Washington State's Department of Labor & Industries (L&I) has issued new, and quite comprehensive, guidelines for prescribing opioids to treat injured workers. Yes, Washington is a monopolistic state. Yes, I've been critical in the past of certain L&I measures that gained widespread praise, but fell short when one looked closely at the details. But the new guidelines represent a bold, clinically-focused, evidence-based, administratively-tight step that will lead to material changes in opioid use for the state. The document is dense and covers a lot of ground: the prevalence of opioid use, the impact of the drugs - both clinically and socially, the appropriate uses of the drugs by stage of injury, and best practices regarding discontinuation. Not enough room here to cover everything, but here are a few highlights:
Let's start with my favorite sentence in the entire 20 page document: "If opioids are to be prescribed beyond 12 weeks post-injury or post-surgery, the provider must have received prior authorization from the department." (By the way, the bold font for "must" is not my doing... L&I wrote it that way). Further, in order to receive such prior authorization, several important conditions must be documented, including:
- Clinically meaningful improvement in function (greater than or equal to 30%) has been established with opioid use in the acute or subacute phase.
- Failure of trials of reasonable alternatives to opioids.
- Signed treatment agreement (pain contract).
- A time limited treatment plan, addressing whether chronic opioid therapy is likely to improve the worker's vocational recovery.
- Consultation with a pain management specialist if the worker's dose is above 120 mg per day MED.
Good stuff. If every state, every carrier, every employer enforced (or, perhaps were allowed to enforce) such guidelines, we could eliminate a significant portion of the opioid problem in comp.
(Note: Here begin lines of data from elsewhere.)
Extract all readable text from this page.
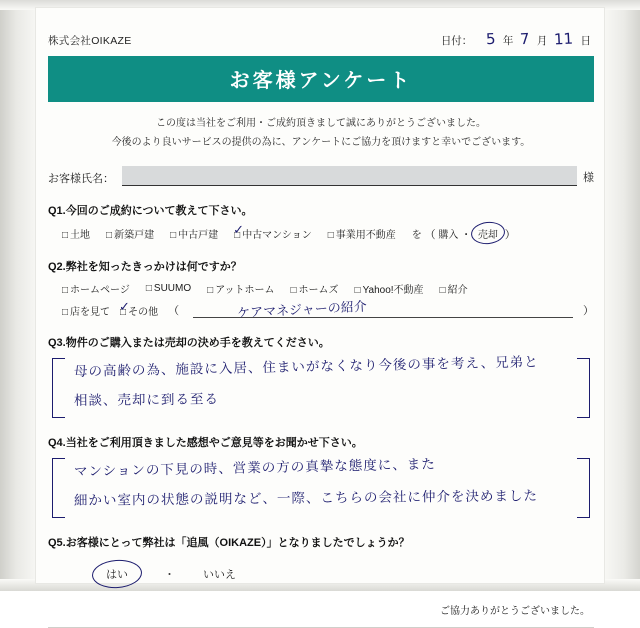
株式会社OIKAZE	日付： 5 年 7 月 11 日
お客様アンケート
この度は当社をご利用・ご成約頂きまして誠にありがとうございました。
今後のより良いサービスの提供の為に、アンケートにご協力を頂けますと幸いでございます。
お客様氏名：	様
Q1.今回のご成約について教えて下さい。
□ 土地	□ 新築戸建	□ 中古戸建 □ ✓
中古マンション	□ 事業用不動産 を （ 購入 ・ 売却 ）
Q2.弊社を知ったきっかけは何ですか？
□ ホームページ	□ SUUMO	□ アットホーム	□ ホームズ	□ Yahoo!不動産	□ 紹介
□ 店を見て □ ✓
その他 （	ケアマネジャーの紹介	）
Q3.物件のご購入または売却の決め手を教えてください。
母の高齢の為、施設に入居、住まいがなくなり今後の事を考え、兄弟と
相談、売却に到る至る
Q4.当社をご利用頂きました感想やご意見等をお聞かせ下さい。
マンションの下見の時、営業の方の真摯な態度に、また
細かい室内の状態の説明など、一際、こちらの会社に仲介を決めました
Q5.お客様にとって弊社は「追風（OIKAZE）」となりましたでしょうか？
はい	・	いいえ
ご協力ありがとうございました。
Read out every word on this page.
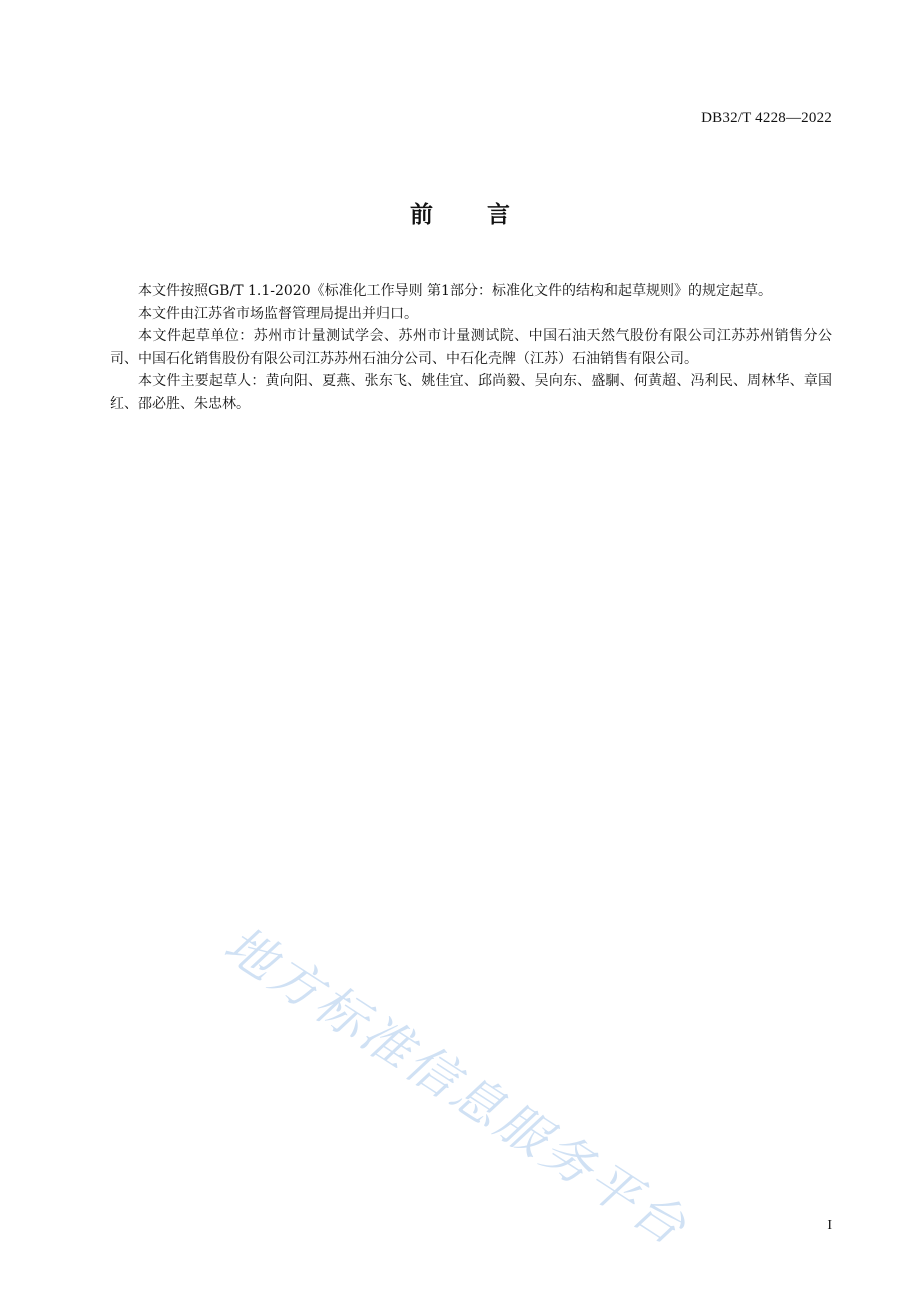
DB32/T 4228—2022
前言

本文件按照GB/T 1.1-2020《标准化工作导则 第1部分：标准化文件的结构和起草规则》的规定起草。

本文件由江苏省市场监督管理局提出并归口。

本文件起草单位：苏州市计量测试学会、苏州市计量测试院、中国石油天然气股份有限公司江苏苏州销售分公司、中国石化销售股份有限公司江苏苏州石油分公司、中石化壳牌（江苏）石油销售有限公司。

本文件主要起草人：黄向阳、夏燕、张东飞、姚佳宜、邱尚毅、吴向东、盛駉、何黄超、冯利民、周林华、章国红、邵必胜、朱忠林。

地方标准信息服务平台	I
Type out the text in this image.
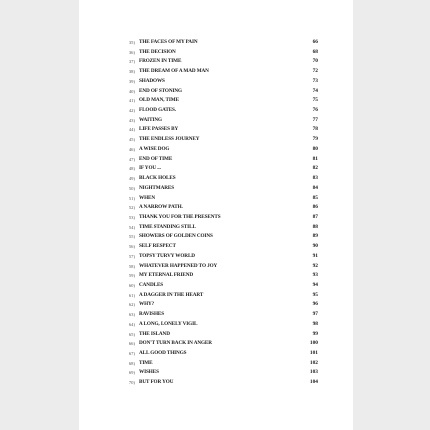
35) THE FACES OF MY PAIN	66
36) THE DECISION	68
37) FROZEN IN TIME	70
38) THE DREAM OF A MAD MAN	72
39) SHADOWS	73
40) END OF STONING	74
41) OLD MAN, TIME	75
42) FLOOD GATES.	76
43) WAITING	77
44) LIFE PASSES BY	78
45) THE ENDLESS JOURNEY	79
46) A WISE DOG	80
47) END OF TIME	81
48) IF YOU ...	82
49) BLACK HOLES	83
50) NIGHTMARES	84
51) WHEN	85
52) A NARROW PATH.	86
53) THANK YOU FOR THE PRESENTS	87
54) TIME STANDING STILL	88
55) SHOWERS OF GOLDEN COINS	89
56) SELF RESPECT	90
57) TOPSY TURVY WORLD	91
58) WHATEVER HAPPENED TO JOY	92
59) MY ETERNAL FRIEND	93
60) CANDLES	94
61) A DAGGER IN THE HEART	95
62) WHY?	96
63) RAVISHES	97
64) A LONG, LONELY VIGIL	98
65) THE ISLAND	99
66) DON'T TURN BACK IN ANGER	100
67) ALL GOOD THINGS	101
68) TIME	102
69) WISHES	103
70) BUT FOR YOU	104
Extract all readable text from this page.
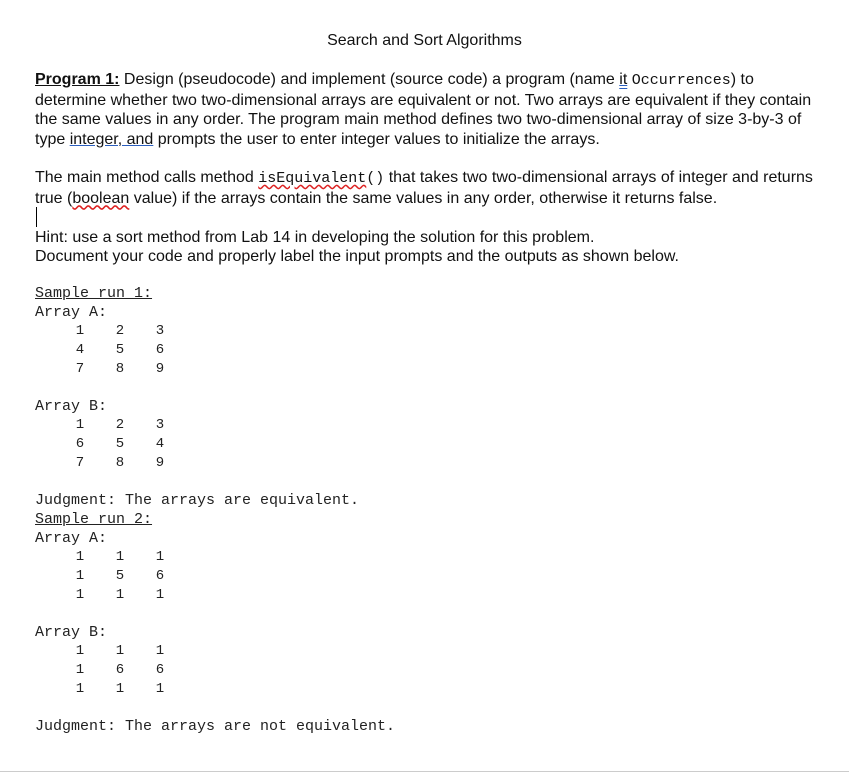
Search and Sort Algorithms
Program 1: Design (pseudocode) and implement (source code) a program (name it Occurrences) to determine whether two two-dimensional arrays are equivalent or not. Two arrays are equivalent if they contain the same values in any order. The program main method defines two two-dimensional array of size 3-by-3 of type integer, and prompts the user to enter integer values to initialize the arrays.
The main method calls method isEquivalent() that takes two two-dimensional arrays of integer and returns true (boolean value) if the arrays contain the same values in any order, otherwise it returns false.
Hint: use a sort method from Lab 14 in developing the solution for this problem.
Document your code and properly label the input prompts and the outputs as shown below.
Sample run 1:
Array A:
1	2	3
4	5	6
7	8	9
Array B:
1	2	3
6	5	4
7	8	9
Judgment: The arrays are equivalent.
Sample run 2:
Array A:
1	1	1
1	5	6
1	1	1
Array B:
1	1	1
1	6	6
1	1	1
Judgment: The arrays are not equivalent.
One concern (and I'd be happy to get some input here, particularly from Washington readers): Is L&I prepared for the administrative burden of the prior authorization process they've created here? While taking a slightly different form, Texas has effectively created a similar requirement (through its closed formularly rules). We've performed sufficient analysis and looked at enough cases in Texas to know that enforcing a pre-auth requirement takes a lot of resources, a lot of planning, and (optimally) a remediation period to address chronic opioid therapy on legacy claims. Washington appears to plan to "flip a switch" on July 1, 2013. I hope they're ready.